Mixed cultivation intercrops became part of the Lentz Farro portfolio in 2009. Chefs love to cook Lentz Emmer grain for a Tabouleh salad, incorporating the Lena Camelina oil as highlight flavor of the dressing Ð the smile of their palate remembering the Lentz Field Day they attended, when we walked through a stand of Farro and Camelina, both ancestral crops with a pure line back to nature where, after all, good food has its origin.
When farmed with good organic soil fertility, Farro grains surpass wheats in protein, minerals, vitamins, and antioxidants. Note that Lentz Farro is a whole grain product, unlike most Italian imports which consist of Emmer first parboiled and then semi-pearled.

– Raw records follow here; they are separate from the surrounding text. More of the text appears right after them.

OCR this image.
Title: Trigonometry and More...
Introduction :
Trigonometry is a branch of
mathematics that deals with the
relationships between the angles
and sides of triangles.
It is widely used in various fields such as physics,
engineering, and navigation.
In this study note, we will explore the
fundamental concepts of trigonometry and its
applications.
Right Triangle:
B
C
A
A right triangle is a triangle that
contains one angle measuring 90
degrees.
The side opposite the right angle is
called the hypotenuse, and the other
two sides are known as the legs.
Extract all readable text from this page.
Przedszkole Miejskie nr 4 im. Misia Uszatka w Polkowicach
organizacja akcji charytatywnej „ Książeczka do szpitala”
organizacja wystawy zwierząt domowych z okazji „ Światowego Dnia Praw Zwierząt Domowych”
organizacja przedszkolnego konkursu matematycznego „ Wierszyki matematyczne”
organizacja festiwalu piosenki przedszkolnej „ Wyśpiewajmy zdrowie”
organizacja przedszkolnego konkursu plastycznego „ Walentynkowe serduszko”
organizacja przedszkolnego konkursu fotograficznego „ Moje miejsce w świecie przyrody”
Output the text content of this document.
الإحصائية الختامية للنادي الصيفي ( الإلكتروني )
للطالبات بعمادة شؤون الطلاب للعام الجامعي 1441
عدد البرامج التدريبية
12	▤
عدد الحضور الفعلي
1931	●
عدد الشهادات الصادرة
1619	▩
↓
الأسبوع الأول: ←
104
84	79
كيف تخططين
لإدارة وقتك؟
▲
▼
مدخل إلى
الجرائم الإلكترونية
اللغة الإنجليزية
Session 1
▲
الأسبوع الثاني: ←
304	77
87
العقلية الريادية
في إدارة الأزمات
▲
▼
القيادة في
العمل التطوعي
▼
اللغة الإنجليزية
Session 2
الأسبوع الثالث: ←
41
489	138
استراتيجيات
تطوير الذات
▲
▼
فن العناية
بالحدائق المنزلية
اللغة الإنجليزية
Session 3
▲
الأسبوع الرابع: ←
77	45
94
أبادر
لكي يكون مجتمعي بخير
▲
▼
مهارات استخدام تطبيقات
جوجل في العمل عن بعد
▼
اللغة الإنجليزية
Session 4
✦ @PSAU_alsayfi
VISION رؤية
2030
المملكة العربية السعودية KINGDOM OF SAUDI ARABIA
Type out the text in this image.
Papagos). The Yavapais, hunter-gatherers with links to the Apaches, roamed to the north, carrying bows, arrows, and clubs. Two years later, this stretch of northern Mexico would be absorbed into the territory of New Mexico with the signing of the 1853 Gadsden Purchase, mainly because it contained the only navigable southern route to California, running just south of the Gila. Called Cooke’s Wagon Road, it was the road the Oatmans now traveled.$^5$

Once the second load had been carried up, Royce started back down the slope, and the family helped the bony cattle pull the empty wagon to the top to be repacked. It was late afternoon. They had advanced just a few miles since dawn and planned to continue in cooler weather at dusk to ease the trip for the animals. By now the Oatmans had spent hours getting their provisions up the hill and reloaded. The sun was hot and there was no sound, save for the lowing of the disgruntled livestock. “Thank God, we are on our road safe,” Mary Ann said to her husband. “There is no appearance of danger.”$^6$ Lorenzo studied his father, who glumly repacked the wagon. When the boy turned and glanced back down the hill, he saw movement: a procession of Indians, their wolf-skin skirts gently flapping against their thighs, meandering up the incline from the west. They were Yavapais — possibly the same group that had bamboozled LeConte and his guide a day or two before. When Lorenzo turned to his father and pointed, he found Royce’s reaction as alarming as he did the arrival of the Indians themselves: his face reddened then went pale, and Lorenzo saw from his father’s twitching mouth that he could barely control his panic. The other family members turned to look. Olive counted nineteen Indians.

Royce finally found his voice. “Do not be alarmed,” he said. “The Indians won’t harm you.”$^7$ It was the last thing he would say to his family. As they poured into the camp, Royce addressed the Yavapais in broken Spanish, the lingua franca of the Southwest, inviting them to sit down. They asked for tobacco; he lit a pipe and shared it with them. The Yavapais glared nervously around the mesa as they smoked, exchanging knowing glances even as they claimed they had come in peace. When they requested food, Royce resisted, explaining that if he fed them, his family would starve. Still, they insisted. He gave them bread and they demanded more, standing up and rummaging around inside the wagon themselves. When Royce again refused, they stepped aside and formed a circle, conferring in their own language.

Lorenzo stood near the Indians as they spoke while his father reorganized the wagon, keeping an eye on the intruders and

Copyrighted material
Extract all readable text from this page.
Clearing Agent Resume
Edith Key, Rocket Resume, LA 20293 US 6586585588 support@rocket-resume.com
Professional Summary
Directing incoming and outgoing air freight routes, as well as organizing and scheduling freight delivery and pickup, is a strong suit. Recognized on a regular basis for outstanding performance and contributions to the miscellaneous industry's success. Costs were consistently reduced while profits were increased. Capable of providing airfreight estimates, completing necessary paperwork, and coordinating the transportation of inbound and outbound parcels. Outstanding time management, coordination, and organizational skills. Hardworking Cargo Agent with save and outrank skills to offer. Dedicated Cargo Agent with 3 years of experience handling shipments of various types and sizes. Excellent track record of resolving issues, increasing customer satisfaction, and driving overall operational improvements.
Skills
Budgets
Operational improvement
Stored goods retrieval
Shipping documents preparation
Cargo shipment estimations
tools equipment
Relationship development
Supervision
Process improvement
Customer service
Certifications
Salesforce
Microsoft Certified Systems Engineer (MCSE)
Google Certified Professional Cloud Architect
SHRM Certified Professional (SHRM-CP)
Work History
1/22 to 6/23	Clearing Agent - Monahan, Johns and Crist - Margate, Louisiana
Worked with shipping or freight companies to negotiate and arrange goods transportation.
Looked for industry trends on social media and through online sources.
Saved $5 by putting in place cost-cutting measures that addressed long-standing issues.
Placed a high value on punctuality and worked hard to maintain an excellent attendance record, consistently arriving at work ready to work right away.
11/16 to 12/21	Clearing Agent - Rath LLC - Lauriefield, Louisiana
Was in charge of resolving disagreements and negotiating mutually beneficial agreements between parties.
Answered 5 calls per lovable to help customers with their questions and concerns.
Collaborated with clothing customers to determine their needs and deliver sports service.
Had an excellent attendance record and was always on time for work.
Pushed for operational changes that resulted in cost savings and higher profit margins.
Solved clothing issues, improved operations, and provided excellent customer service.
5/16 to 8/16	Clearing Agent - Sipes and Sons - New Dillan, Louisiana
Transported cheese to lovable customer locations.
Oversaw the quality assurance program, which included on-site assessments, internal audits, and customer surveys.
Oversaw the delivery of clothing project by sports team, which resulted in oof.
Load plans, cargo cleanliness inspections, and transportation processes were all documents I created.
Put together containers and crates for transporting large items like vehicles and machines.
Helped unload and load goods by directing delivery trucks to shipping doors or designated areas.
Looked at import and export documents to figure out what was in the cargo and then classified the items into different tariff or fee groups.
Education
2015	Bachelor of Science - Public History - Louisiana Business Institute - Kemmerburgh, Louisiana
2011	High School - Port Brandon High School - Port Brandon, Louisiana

Chefs mostly cook the Farro grains, particularly the Emmer, when preparing risotto (“Emmersotto”), pilaf, Tabouleh, polenta. What do these dishes have in common? They’re not exactly mainstream American fare. For the gourmet cook at home, an adventurous culinary path to the Mediterranean is prescribed when using your ancestors’ grains. It’s a cuisine well worth exploring. Bakers tend to develop a higher degree of skill when working with Farro whole grain flours. Aside from more sensitive gluten and thicker bran in comparison to wheats, Farro flour has variability because its characteristics are a little different from one harvest to the next. Blending grain as ADM does across the country is not an option for small specialty grain producers. Adjusting baking formulas according to last summer’s weather is part of eating local foods.
Any small-scale production costs more than commodities do; in the case of Farro grains, yields are much lighter than those of industrially bred wheats, and, there is that extra pre-processing step of dehulling the grain. But if you figure the true cost of the cheap food system in terms of human, environmental, and social health (not to mention tax moneys used for chemical ag and GMO subsidies), Farro pricing is well within the bounds of reclaiming food democracy.